Me And Tullio Down By The Schoolyard

In yesterday’s post, I shared my thoughts on the storied Campagnolo Delta brake:

Why people call it the “Delta” when it looks exactly like the Tin Man’s hat is beyond me:

In fact, between the hat and the built-in grease ports you probably won’t be surprised to learn the Tin Man was designed by Tullio himself:

The grateful producers offered him any part he wanted in the film, and ironically he ultimately chose to play the Cowardly Lion:

Though outside of the cycling world he’s best known for going on to play Fred Mertz in “I Love Lucy:”

Sadly the spin-off series, “Tullio The Irritable Italian Bicycle Mechanic,” never got past the pilot stage.

I mention all of this because, while I may have praised the Delta for its innovative design and its marginal adequacy, yesterday I took a ride on the Normcore Nostalgia Bike, which is equipped with a humble Shimano 105 group, including the brakes:

The Deltas and the 105s are near-contemporaries (the 105s are like two years newer), but riding them ore or less back-to-back I was stunned at how much better these were, even in rain, which was falling for a good portion of the ride–and they even have room for my little clip-on filth prophylactic:

Polarizing BioPace chainrings notwithstanding, given the quality and performance of even Shimano’s “sport”-level components at the time, it’s easy to see how they were soon able to eat Campagnolo’s lunch. At the same time, it’s equally easy to see why Campagnolo held onto its snob appeal for so long. I mean, look at it!

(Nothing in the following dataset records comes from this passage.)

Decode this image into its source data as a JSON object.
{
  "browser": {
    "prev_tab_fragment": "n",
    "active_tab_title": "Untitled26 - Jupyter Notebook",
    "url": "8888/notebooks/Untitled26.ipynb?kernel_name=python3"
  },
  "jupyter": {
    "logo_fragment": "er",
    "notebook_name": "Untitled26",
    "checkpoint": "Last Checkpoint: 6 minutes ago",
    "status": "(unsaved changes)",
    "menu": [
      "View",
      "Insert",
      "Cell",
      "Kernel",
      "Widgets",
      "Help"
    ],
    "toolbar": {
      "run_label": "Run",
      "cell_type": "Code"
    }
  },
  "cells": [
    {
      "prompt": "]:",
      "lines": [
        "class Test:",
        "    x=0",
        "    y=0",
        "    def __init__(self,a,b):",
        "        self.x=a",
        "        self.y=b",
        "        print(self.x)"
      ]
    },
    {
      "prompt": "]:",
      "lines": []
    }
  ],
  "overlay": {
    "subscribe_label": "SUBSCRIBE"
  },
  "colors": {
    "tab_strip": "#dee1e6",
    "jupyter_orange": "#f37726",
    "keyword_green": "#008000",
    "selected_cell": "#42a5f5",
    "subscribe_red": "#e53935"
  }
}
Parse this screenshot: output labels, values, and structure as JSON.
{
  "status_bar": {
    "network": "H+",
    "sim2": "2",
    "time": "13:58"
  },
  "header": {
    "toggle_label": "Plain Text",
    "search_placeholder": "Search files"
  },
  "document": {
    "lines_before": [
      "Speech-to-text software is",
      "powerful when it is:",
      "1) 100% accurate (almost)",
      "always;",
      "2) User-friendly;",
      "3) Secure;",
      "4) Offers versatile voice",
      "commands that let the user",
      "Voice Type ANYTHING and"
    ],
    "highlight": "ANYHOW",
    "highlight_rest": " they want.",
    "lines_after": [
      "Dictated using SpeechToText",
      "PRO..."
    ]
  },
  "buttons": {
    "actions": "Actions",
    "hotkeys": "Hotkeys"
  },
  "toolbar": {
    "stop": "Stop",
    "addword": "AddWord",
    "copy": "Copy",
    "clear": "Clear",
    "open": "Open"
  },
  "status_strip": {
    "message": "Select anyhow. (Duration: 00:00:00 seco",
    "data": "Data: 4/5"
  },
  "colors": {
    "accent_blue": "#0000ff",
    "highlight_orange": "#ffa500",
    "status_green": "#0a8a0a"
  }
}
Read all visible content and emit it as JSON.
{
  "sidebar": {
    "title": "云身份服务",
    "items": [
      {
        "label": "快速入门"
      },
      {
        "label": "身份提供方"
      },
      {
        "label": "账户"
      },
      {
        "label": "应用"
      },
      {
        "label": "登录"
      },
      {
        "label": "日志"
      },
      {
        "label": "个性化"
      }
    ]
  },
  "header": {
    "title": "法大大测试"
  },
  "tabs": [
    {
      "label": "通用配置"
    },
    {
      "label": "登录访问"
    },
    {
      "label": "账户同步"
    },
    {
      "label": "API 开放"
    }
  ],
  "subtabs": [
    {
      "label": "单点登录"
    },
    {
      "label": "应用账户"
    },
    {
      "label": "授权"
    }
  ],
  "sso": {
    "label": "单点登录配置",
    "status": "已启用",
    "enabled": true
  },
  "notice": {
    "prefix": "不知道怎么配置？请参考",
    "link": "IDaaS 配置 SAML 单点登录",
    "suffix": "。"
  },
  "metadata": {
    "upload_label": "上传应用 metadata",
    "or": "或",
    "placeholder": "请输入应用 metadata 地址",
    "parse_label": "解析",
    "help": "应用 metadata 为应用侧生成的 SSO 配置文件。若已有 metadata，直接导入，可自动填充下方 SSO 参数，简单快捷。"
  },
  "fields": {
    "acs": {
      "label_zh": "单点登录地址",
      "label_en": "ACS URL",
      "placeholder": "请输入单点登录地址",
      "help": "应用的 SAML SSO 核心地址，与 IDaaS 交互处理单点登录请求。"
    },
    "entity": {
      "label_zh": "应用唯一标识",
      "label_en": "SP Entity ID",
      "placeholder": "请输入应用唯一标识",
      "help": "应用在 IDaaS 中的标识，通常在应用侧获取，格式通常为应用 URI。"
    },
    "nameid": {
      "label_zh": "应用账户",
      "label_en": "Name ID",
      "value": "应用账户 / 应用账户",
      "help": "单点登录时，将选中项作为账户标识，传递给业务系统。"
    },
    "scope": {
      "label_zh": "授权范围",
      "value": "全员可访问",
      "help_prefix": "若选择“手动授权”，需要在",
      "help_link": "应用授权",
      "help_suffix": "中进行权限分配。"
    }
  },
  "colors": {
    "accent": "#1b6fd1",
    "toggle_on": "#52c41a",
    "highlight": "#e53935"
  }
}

Then around 2008 they finally lost the snob appeal too, since that’s when their stuff stopped being pretty:

Alas, this was inevitable, since it was also around then that road cyclists really started to reject the idea of having anything silver on their bikes. (It didn’t really go with the plastic frames.) Also, riders who were too cool to use Shimano on their road bikes could now choose SRAM, which really excited people for some reason:

And that was that.

As for yesterday’s ride, I managed to cover something like seventeen (17) miles just to get to the hardware store down the street:

Where I purchased this important item:

Unfortunately they were out of the faux crabon weave finish, but I did install a stiffer titanium spring upgrade kit when I got home.

Then today I finally checked out a new trail I’d been passing:

It was clear from the wood chips that this wasn’t meant for bikes, but the sign didn’t expressly forbid them so I figured, “Why not?”

It was barely longer than a suburban driveway, and one the honeymoon period is over it will no doubt be covered with dog crap, which always hides so nicely in this sort of surface treatment. But until I hear otherwise I officially own the FKT for this route, so eat your heart out, Jan Heine:

You’ll be able to read all about it in my new randonneuring journal, “Waxed Canvas, Greased Lighting.”

Otherwise, weather conditions today were delightful–apart from the abundance of this stuff, which ravages your eyes and throat with its tiny barbs:

I was hacking like a cat with a hairball, but fortunately the horses used by the Parks Enforcement Patrol are unflappable:

I’m always considerate when I encounter park horses, but they don’t require the genuflecting and supplication those fancy gravel horses do:

Clearly the skittish horse was appalled by the rider’s choice of tire pressure and tread pattern.